Le texte sur le dépôt légal n’est toutefois pas la seule mesure réglementaire dont la non publication bloque toujours l’application d’une partie de la loi DADVSI. On peut ainsi constater, entre autres, les absences de publication des :

  • Décret d’application de l’article L331-37 du code de la propriété intellectuelle, sur les conditions d’application des dispositions relatives à la mission de « régulation et de veille » sur les DRM, qui doit permettre notamment à l’Hadopi (qui hérite à cet égard des fonctions de l’ARMT) de fixer « le nombre minimal de copies autorisées dans le cadre de l’exception pour copie privée » lorsque les œuvres sont protégées par DRM. Le texte doit aussi prévoir « les modalités d’information des utilisateurs d’une œuvre » relative aux « conditions d’accès à la lecture« . L’absence du décret est bien opportune, puisqu’elle permet aux ayants droit de ne même pas autoriser une seule copie, et de s’en tenir à une information minimale des clients.
  • Décrets d’applications de l’article 15 de la loi DADVSI, qui a créé une obligation de déclaration préalable et de fourniture du code source auprès des services de sécurité de l’Etat des « logiciels susceptibles de traiter des œuvres protégées et intégrant des mesures techniques permettant le contrôle à distance direct ou indirect d’une ou plusieurs fonctionnalités ou l’accès à des données personnelles« . Deux décrets sont attendus. Celui qui fixe « les conditions dans lesquelles sont souscrites ces déclarations et transmises les informations techniques« , et celui qui détermine les conditions d’application de l’article, « ainsi que la nature des systèmes de traitement automatisé de données auxquels elles s’appliquent« . Le gouvernement était contre cet article, mais il avait été adopté. Il n’a donc pas publié les décrets, qui auraient obligé les fournisseurs de DRM à dévoiler leur code source à l’Etat.
  • Décret d’application de l’article L131-3-3 du code de la propriété intellectuelle, sur les conditions d’exploitation des droits des auteurs lorsqu’ils sont agents de la fonction publique. Dès qu’il s’agit de fixer les conditions de rémunération de ses agents, l’Etat est beaucoup moins pressé de déterminer les règles….

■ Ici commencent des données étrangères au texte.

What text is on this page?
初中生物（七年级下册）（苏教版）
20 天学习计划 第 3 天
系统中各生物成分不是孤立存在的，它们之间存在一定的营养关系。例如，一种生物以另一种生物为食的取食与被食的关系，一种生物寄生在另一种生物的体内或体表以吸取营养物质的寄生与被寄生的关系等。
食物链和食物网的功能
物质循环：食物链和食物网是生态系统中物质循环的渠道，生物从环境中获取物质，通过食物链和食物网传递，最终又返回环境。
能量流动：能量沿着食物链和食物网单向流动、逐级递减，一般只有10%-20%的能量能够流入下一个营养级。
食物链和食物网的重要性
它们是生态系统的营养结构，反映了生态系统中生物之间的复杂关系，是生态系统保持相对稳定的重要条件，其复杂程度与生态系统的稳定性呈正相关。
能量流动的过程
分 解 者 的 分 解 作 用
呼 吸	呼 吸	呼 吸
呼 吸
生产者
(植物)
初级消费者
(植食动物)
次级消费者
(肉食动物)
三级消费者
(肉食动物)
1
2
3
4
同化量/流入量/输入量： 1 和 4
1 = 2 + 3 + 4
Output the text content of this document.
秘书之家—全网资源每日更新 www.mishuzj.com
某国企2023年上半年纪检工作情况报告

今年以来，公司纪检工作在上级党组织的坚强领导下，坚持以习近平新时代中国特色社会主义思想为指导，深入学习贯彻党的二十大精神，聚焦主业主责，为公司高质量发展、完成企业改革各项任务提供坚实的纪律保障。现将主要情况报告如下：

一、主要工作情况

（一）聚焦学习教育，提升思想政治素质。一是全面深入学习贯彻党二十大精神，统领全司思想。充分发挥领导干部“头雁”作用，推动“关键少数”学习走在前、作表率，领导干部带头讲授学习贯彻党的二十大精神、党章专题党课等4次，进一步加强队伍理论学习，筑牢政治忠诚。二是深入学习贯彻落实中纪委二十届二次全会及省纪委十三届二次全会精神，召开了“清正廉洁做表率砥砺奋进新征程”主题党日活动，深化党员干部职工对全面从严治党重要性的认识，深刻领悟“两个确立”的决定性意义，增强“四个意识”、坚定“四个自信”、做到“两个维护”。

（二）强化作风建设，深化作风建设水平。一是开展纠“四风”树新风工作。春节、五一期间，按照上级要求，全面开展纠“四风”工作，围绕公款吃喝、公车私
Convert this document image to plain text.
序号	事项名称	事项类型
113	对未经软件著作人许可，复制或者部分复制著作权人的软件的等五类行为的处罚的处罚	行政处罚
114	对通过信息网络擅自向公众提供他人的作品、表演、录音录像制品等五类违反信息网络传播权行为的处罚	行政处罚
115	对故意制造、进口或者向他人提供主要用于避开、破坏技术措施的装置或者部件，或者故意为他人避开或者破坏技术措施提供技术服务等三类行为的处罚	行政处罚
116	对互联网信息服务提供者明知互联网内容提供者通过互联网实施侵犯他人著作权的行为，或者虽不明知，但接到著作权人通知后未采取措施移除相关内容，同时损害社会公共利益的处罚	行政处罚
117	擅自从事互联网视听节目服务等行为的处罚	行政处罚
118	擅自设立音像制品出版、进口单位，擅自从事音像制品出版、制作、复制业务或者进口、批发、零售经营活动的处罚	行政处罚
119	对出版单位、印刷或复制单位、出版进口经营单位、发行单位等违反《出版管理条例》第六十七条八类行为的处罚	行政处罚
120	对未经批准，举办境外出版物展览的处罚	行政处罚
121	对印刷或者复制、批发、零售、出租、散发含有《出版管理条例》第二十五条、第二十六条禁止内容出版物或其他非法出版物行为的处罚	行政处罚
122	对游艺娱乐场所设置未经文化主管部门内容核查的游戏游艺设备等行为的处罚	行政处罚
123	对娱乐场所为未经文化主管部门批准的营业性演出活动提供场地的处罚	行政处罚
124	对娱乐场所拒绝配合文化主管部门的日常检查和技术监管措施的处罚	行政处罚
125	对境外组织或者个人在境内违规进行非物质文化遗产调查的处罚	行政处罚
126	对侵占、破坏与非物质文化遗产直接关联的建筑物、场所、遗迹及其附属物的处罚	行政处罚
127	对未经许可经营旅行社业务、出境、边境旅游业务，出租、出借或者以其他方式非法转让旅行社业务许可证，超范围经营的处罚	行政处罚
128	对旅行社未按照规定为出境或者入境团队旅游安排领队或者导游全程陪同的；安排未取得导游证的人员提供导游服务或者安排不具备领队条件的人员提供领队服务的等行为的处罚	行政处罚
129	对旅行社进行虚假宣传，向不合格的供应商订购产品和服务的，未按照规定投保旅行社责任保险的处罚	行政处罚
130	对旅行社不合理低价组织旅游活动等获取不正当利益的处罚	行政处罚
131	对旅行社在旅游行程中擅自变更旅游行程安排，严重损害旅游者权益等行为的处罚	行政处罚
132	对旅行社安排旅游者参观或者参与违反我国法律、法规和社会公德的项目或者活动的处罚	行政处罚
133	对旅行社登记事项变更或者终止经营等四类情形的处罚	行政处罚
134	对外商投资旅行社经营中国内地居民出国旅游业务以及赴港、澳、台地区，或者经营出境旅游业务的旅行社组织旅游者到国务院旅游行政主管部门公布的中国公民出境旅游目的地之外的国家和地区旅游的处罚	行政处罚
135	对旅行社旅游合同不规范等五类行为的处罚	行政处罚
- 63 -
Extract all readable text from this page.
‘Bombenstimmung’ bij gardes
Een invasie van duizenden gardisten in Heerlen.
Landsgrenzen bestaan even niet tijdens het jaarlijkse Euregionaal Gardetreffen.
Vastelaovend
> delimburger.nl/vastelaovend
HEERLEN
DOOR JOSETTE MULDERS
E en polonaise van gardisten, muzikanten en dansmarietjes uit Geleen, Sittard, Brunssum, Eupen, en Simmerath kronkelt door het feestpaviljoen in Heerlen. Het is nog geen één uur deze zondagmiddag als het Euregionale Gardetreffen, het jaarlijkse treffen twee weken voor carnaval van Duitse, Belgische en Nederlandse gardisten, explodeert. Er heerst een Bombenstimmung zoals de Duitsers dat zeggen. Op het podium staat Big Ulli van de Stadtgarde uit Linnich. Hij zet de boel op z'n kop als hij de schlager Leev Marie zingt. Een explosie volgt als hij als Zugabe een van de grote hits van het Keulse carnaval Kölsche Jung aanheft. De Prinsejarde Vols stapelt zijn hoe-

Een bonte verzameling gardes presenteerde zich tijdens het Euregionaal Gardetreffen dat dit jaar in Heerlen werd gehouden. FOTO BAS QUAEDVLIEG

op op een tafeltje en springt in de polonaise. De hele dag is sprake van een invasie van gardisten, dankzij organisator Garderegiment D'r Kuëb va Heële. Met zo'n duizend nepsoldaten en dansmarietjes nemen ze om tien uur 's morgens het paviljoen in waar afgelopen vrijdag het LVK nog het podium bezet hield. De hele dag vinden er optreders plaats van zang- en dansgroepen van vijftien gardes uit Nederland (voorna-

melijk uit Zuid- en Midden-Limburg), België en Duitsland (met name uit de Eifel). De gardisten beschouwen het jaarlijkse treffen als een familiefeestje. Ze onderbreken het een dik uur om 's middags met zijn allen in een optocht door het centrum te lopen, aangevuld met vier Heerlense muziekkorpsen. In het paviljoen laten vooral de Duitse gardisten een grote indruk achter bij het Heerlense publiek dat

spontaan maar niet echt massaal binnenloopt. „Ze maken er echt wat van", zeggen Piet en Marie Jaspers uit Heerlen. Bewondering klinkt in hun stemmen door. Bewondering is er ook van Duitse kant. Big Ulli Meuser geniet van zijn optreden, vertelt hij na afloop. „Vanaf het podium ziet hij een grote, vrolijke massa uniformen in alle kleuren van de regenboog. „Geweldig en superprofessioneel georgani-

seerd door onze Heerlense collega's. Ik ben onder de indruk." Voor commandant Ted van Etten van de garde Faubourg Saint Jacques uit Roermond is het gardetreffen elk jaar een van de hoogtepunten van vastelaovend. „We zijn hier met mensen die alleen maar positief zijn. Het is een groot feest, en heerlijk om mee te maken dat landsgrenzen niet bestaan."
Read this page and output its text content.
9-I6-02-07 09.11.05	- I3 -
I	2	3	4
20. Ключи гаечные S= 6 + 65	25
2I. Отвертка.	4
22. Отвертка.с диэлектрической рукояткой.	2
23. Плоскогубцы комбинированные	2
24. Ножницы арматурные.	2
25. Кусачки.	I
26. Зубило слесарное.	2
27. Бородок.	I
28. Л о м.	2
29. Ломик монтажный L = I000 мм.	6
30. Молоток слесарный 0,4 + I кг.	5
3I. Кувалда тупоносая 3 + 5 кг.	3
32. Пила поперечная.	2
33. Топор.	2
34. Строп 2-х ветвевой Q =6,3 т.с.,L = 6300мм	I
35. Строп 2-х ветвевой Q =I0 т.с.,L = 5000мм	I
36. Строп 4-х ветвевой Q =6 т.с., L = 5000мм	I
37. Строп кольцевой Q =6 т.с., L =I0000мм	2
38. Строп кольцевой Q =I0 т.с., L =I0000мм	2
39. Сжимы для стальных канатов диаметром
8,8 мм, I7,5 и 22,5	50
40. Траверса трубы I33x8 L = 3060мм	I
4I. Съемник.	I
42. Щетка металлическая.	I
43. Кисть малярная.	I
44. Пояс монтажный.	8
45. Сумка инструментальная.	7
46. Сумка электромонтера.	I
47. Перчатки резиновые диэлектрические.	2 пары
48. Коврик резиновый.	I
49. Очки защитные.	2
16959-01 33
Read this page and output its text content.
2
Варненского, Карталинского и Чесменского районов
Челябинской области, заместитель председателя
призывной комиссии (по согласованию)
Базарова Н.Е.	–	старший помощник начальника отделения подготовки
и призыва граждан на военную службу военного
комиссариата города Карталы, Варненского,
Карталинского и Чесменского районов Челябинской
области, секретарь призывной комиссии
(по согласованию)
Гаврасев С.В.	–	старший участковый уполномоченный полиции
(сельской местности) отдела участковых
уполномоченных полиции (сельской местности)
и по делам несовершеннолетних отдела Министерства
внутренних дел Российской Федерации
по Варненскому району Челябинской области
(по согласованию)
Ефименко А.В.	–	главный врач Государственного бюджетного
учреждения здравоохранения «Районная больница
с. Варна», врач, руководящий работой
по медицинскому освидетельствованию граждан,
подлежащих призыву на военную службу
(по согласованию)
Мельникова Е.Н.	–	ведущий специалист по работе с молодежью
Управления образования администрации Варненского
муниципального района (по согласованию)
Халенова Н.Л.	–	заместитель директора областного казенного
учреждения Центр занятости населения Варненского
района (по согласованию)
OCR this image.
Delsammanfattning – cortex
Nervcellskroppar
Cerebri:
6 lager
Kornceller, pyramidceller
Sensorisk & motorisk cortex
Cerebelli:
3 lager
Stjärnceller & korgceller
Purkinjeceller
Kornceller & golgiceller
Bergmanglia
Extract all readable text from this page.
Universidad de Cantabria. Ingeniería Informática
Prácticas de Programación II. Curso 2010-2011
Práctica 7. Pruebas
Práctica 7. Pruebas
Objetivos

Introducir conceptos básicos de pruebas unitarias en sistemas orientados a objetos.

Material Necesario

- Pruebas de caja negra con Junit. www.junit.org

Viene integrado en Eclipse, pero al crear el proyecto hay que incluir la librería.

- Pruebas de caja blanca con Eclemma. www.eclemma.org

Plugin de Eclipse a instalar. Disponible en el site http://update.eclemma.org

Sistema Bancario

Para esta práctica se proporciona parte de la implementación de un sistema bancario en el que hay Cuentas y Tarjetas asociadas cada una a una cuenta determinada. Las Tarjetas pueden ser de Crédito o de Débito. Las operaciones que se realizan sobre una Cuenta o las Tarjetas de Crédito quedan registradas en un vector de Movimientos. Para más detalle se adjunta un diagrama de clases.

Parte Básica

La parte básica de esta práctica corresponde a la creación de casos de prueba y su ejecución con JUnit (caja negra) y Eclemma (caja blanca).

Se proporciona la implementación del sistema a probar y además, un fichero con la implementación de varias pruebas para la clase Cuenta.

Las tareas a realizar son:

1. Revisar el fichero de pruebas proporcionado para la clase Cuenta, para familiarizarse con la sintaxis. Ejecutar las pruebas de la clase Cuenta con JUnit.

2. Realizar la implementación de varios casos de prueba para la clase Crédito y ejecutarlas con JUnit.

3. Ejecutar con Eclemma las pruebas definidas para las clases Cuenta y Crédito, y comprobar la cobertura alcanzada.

On notera aussi que la loi DADVSI avait créé un article L336-2 du code de la propriété intellectuelle qui faisait obligation aux fournisseurs d’accès à Internet d’adresser « à leurs frais, aux utilisateurs de cet accès des messages de sensibilisation aux dangers du téléchargement et de la mise à disposition illicites pour la création artistique« . Un décret devait déterminer la modalités de diffusion du message. Mais le texte réglementaire n’est jamais paru, et ne paraîtra jamais, puisqu’il a été écrasé avec la loi Hadopi. Il n’est plus question d’envoyer des messages de sensibilisation à tous les abonnés, mais uniquement des messages d’avertissement aux abonnés suspectés.

Enfin, la loi DADVSI demandait au gouvernement dans son article 52 la remise d’un rapport du gouvernement au Parlement sur la mise en œuvre de la loi, et la mise en place d’une « plate-forme publique de téléchargement permettant à tout créateur vivant, qui se trouve absent de l’offre commerciale en ligne, de mettre ses œuvres ou ses interprétations à la disposition du public et d’en obtenir une juste rémunération« . Ni ladite plate-forme ni le rapport n’ont vu le jour.